Тени «Желтого доминиона» - Рахим Эсенов Махтумович (бесплатная библиотека электронных книг TXT) 📗
– Прекрасно, мой эфенди [6]! – Лицо европейца посерьезнело. – На людях можете называть меня Вели-хан. А сейчас – за дело!
Курреев, приглядевшись, обратил внимание, что европеец – а это был сам Вилли Мадер, эмиссар германской разведки, недавно вернувшийся из Китая, – смахивал одновременно и на туркмена, и на таджика. Такой же чернявый, с темными глазами на продолговатом лошадином лице, облаченный в скромную одежду мусульманских паломников, совершающих хадж [7] в Мекку.
– Вы скоро свидитесь со своими друзьями, – Мадер не сводил с Нуры настороженных глаз. – Но больше всего, мой эфенди, полагайтесь на себя. От вас самого будет зависеть ваша судьба, будет ли у вас работа, кусок хлеба и кров. Златых гор не обещаю – все в воле Аллаха. Мой дружеский совет – выбросьте из головы саму мысль о возвращении в Туркмению. Да и советская власть таким, как вы, не прощает. У вас одна дорога – только с нами. Вы, вероятно, догадываетесь, кто я такой. Я не англичанин, я ваш друг. Я пришел, чтобы спасти вас от голода, нищеты и смерти. Джунаид-хан, наш общий друг, высоко отзывался о вас.
Мадер кинул косой взгляд на бесшумно отворившуюся дверь, в которой с большим медным подносом в руках появился Шырдыкули.
Нуры злым взглядом вперился в сараймана, с языка едва не сорвалось: «Ну, хивинский плут! Сколько золотых туманов заполучил за мою душу? С чего это ты так? – тут же одернул себя Курреев. – Сейчас разумнее в ножки поклониться… Кому только? Может, этому чужеземцу? Но где они, мерзавцы, раньше были, где? Ждали, когда я с голоду околею?»

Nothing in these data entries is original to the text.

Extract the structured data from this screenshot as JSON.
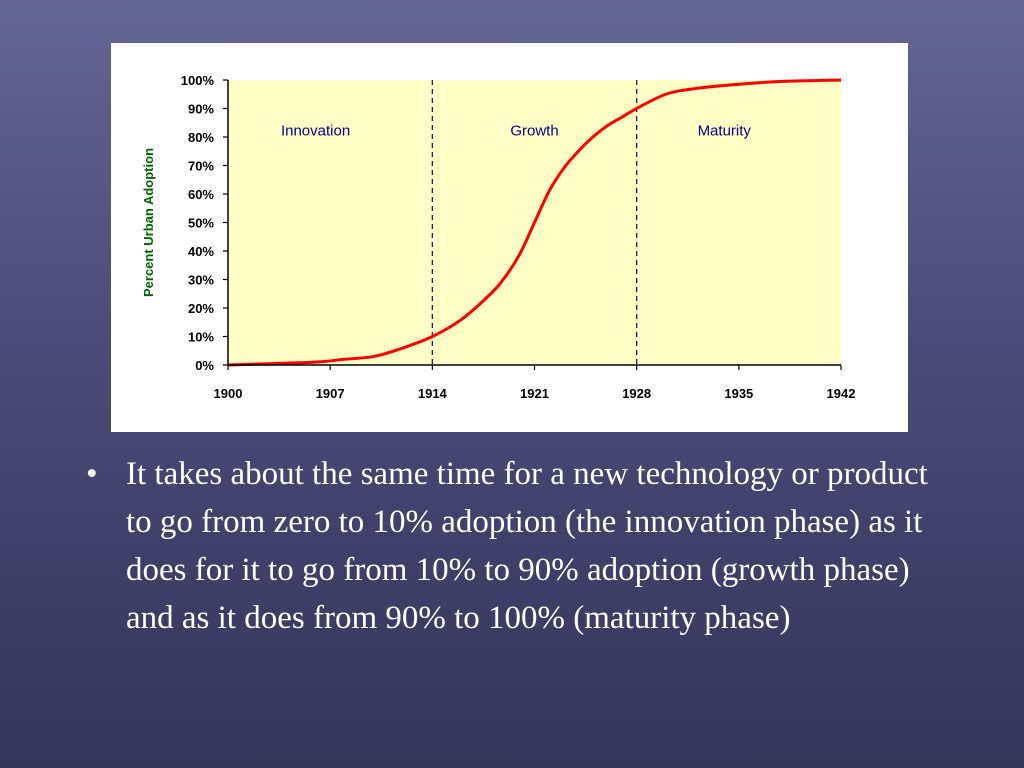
{
  "slide": {
    "bullet_symbol": "•",
    "bullet_text": "It takes about the same time for a new technology or product to go from zero to 10% adoption (the innovation phase) as it does for it to go from 10% to 90% adoption (growth phase) and as it does from 90% to 100% (maturity phase)"
  },
  "colors": {
    "background_top": "#636595",
    "background_bottom": "#34355a",
    "plot_fill": "#ffffc6",
    "curve": "#ff0000",
    "ylabel": "#006400",
    "phase_label": "#00008b",
    "divider": "#1a1a6e"
  },
  "chart_data": {
    "type": "line",
    "title": "",
    "xlabel": "",
    "ylabel": "Percent Urban Adoption",
    "xlim": [
      1900,
      1942
    ],
    "ylim": [
      0,
      100
    ],
    "x_ticks": [
      1900,
      1907,
      1914,
      1921,
      1928,
      1935,
      1942
    ],
    "y_ticks": [
      "0%",
      "10%",
      "20%",
      "30%",
      "40%",
      "50%",
      "60%",
      "70%",
      "80%",
      "90%",
      "100%"
    ],
    "grid": false,
    "phase_dividers": [
      1914,
      1928
    ],
    "phase_labels": [
      {
        "text": "Innovation",
        "x": 1906
      },
      {
        "text": "Growth",
        "x": 1921
      },
      {
        "text": "Maturity",
        "x": 1934
      }
    ],
    "series": [
      {
        "x": [
          1900,
          1903,
          1906,
          1908,
          1910,
          1912,
          1914,
          1916,
          1918,
          1919,
          1920,
          1921,
          1922,
          1923,
          1924,
          1925,
          1926,
          1927,
          1928,
          1930,
          1932,
          1935,
          1938,
          1942
        ],
        "y": [
          0,
          0.5,
          1,
          2,
          3,
          6,
          10,
          16,
          25,
          31,
          39,
          50,
          61,
          69,
          75,
          80,
          84,
          87,
          90,
          95,
          97,
          98.5,
          99.5,
          100
        ]
      }
    ]
  }
}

Курреев жадными глазами вперился в медный поднос, весь заставленный едой. Широкие ноздри хищно вздулись – в носу защекотало от давно забытого острого запаха баранины, сдобренной специями. Взгляд его упал на разварившиеся аппетитные куски мяса, возвышавшиеся горкой, на тонкий свежеиспеченный лаваш, квадратные ломтики овечьей брынзы, присыпанные мелко нарезанным зеленым луком и душистой травой – кинзой, янтарные гроздья винограда, огненные гранаты, хурму.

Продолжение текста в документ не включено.